Draft a 600-word LinkedIn article: "What I Learned Building ML Projects as a Wet-Lab Scientist." Structure: (1) why I did this — the gap I saw, (2) the biggest surprise — feature engineering matters more than model choice for biological data, (3) where domain expertise beats algorithms — interpreting feature importance, catching batch effects, knowing which questions matter, (4) what I'd tell other scientists. Make it personal, specific, and link to 2-3 GitHub projects.
Write a 1-page proposal for an ML project at a pharma company: "Predicting Compound Hepatotoxicity Risk from Molecular Descriptors and In Vitro Assay Data." Include: Business Case (why), Data Available (what we have), Approach (how, including baseline and ML models), Expected Impact (what changes if it works), Timeline (4-6 weeks), Risks (batch effects, sample size, label quality). Keep it concise enough for a director to read in 3 minutes.
What This Module Demonstrates
  • Systems thinking — Connecting data generation to modeling to deployment. This is what leaders do.
  • Communication — Explaining ML to biologists and biology to ML engineers.
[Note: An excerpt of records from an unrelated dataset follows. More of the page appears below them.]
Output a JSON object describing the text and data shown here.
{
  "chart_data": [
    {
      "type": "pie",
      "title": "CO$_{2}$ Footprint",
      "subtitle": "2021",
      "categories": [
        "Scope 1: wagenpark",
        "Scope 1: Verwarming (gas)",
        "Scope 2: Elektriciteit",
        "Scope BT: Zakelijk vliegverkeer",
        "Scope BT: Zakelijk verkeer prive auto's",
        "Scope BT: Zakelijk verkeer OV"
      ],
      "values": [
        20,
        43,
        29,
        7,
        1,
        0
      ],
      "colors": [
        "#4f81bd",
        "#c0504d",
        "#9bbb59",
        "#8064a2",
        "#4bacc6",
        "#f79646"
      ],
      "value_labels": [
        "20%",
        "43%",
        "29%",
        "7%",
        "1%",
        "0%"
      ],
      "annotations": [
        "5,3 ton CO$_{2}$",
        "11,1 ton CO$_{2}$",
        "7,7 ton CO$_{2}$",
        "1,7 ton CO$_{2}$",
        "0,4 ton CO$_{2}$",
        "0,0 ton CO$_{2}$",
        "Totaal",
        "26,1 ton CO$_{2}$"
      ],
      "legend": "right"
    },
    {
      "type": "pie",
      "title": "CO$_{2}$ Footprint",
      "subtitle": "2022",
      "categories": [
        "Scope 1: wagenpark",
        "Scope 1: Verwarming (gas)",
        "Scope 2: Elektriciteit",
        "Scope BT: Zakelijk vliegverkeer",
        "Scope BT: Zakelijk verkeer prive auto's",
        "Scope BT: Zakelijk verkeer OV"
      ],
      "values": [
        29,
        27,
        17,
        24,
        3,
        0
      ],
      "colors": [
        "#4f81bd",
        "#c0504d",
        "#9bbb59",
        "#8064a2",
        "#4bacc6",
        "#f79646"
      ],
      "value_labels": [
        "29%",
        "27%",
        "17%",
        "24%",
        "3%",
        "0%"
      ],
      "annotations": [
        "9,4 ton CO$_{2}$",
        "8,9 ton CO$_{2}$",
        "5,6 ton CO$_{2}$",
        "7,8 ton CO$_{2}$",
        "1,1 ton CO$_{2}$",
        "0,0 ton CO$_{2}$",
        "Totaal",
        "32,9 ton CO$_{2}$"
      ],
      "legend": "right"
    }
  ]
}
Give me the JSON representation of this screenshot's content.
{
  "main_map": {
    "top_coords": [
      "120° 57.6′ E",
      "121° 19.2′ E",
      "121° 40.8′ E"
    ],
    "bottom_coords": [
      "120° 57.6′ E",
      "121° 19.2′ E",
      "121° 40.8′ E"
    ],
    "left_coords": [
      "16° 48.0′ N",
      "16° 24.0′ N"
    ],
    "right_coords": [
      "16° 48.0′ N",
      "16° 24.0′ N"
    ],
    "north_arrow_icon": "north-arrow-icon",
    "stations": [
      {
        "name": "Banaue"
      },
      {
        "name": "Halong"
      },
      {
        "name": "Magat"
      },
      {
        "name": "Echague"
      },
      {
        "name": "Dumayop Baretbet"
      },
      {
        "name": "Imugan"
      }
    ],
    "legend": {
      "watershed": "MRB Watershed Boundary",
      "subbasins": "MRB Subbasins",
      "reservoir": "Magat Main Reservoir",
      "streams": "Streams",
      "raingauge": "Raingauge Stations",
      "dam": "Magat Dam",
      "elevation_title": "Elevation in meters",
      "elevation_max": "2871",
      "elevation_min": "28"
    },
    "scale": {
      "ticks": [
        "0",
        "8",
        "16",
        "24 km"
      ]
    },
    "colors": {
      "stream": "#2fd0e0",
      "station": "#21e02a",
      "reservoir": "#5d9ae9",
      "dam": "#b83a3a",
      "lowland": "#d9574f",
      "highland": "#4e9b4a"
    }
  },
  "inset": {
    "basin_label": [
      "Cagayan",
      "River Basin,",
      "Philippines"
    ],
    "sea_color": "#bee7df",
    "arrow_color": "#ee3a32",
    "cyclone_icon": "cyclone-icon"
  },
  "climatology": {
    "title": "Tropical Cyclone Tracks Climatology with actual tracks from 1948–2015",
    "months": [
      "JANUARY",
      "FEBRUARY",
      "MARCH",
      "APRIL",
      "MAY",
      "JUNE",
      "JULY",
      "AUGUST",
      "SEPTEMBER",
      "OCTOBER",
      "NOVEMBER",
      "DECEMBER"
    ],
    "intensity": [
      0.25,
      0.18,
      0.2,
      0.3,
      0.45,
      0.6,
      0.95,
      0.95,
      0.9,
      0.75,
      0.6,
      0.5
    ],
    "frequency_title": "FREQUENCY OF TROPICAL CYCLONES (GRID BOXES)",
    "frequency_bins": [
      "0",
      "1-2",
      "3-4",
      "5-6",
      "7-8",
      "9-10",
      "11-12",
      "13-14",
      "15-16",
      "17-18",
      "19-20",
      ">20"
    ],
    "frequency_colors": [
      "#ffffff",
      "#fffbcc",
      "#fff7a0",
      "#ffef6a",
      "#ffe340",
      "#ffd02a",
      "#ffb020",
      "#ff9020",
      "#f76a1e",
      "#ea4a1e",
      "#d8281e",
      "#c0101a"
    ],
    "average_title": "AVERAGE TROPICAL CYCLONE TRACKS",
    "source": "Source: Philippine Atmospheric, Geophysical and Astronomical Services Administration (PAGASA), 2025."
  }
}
Your bridge role.
  • Strategic thinking — Knowing which problems are worth solving with ML and which aren't.
  • You already wrote "Scientists Must Leverage, Not Compete with, AI Systems" — now you have the portfolio to back it up.

Complete Resource Library

Biological Datasets

Python Libraries

  • pandas, numpy — Data manipulation
  • scikit-learn, xgboost — ML
  • matplotlib, seaborn, plotly — Viz
  • streamlit — Data apps
  • transformers — Bio foundation models
  • biopython — Sequence handling
  • pydeseq2 — Differential expression
  • umap-learn, shap — Viz + explainability
  • anthropic — Claude API

Your Project Portfolio

  • bench2bytes-workspace — Dev setup
  • lab-data-processor — Plate QC + dose-response
  • gene-expression-explorer — RNA-seq EDA
  • toxicity-classifier — First ML model
  • compound-activity-predictor — Regression
  • protein-embedding-explorer — ESM-2
  • immune-signature-classifier — Transcriptomics ML
  • cell-phenotype-classifier — Deep learning
  • drug-safety-dashboard — Streamlit app
  • biopaper-mining-tool — LLM extraction
  • ml-ready-bio-data — Data strategy
  • compound-ml-pipeline — Capstone

Congratulations. You've built 12 projects, deployed 2 apps, and positioned yourself at the intersection of biology and AI.